The Russian authorities then agreed to write down the debt to $509 million dollars, a discount of 80 per cent. This is the discount agreed to by the Club of Paris, the grouping of major creditor nations, in mid-January: and it is not as generous as some western governments and NGOs such as Oxfam had been arguing for. The British government, for instance, had been in favour of a 90 per cent reduction in Mozambique's debt stock.
The remaining debt to Russia has been rescheduled under the "Naples terms" granted to Mozambique by the Club of Paris in November 1996. The debt will be rescheduled over 33 years, at an interest rate of 0.8 per cent per annum.
Further negotiations over the debt to Russia will take place in the second quarter of this year, the release announced.

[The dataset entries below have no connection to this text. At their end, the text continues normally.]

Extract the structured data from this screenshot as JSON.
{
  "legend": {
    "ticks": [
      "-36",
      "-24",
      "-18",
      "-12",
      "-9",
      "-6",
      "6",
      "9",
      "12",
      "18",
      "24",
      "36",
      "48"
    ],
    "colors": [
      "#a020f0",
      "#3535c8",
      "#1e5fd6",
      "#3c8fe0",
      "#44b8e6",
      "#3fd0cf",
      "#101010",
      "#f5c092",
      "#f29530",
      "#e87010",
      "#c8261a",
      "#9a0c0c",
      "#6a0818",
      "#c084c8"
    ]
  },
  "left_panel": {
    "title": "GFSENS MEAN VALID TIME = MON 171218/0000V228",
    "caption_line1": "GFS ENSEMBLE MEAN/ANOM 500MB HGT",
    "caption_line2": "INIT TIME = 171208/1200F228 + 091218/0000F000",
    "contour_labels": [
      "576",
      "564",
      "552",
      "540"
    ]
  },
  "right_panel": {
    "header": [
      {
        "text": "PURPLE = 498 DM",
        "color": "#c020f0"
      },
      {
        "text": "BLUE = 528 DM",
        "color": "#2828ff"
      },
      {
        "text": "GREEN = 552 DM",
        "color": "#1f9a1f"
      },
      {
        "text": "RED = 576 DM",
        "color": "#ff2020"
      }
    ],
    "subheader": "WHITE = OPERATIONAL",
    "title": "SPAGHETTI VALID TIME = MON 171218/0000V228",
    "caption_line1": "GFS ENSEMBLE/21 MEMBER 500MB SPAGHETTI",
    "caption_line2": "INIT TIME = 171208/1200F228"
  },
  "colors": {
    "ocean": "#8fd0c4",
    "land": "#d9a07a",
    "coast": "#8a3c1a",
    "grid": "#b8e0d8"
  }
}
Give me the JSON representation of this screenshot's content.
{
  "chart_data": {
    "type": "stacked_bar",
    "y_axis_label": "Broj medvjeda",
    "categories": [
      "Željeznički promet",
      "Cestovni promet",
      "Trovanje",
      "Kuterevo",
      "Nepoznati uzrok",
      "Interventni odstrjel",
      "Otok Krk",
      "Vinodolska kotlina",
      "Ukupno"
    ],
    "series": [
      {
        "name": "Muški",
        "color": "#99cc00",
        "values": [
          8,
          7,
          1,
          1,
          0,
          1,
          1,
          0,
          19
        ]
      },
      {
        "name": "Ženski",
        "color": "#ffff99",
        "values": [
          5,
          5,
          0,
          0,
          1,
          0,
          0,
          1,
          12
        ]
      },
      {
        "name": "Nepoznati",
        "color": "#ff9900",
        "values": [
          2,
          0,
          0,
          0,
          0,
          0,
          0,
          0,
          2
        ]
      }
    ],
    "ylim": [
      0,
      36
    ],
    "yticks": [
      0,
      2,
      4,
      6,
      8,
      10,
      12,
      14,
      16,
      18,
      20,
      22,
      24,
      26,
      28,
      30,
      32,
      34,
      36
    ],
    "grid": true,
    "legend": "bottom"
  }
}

About two thirds of this debt was military, resulting from the armament provided by the Soviet Union to the Mozambican armed forces during the wars of destabilisation waged against Mozambique by the Rhodesian and South African white minority regimes. The rest is the legacy of a number of civilian projects involving Soviet equipment.
Experts from the Romanian Finance Ministry and the Foreign Trade Bank arrived in Mozambique on 1 February to assess the level of Mozambique's debt to this former socialist country.
The Romanian charge d'affaires, Valeriu Nicolae, said that the debt is estimated at around $100 million. Nicolae said that "a solution to the debt problem should take into consideration the Mozambican economy's real ability to pay, and the undertakings given to international financial institutions".
He claimed that Romania had never made the development of trade or of bilateral economic cooperation dependent upon solving the debt issue, and that Romania is proposing a broadening of the judicial framework for relations between the two countries.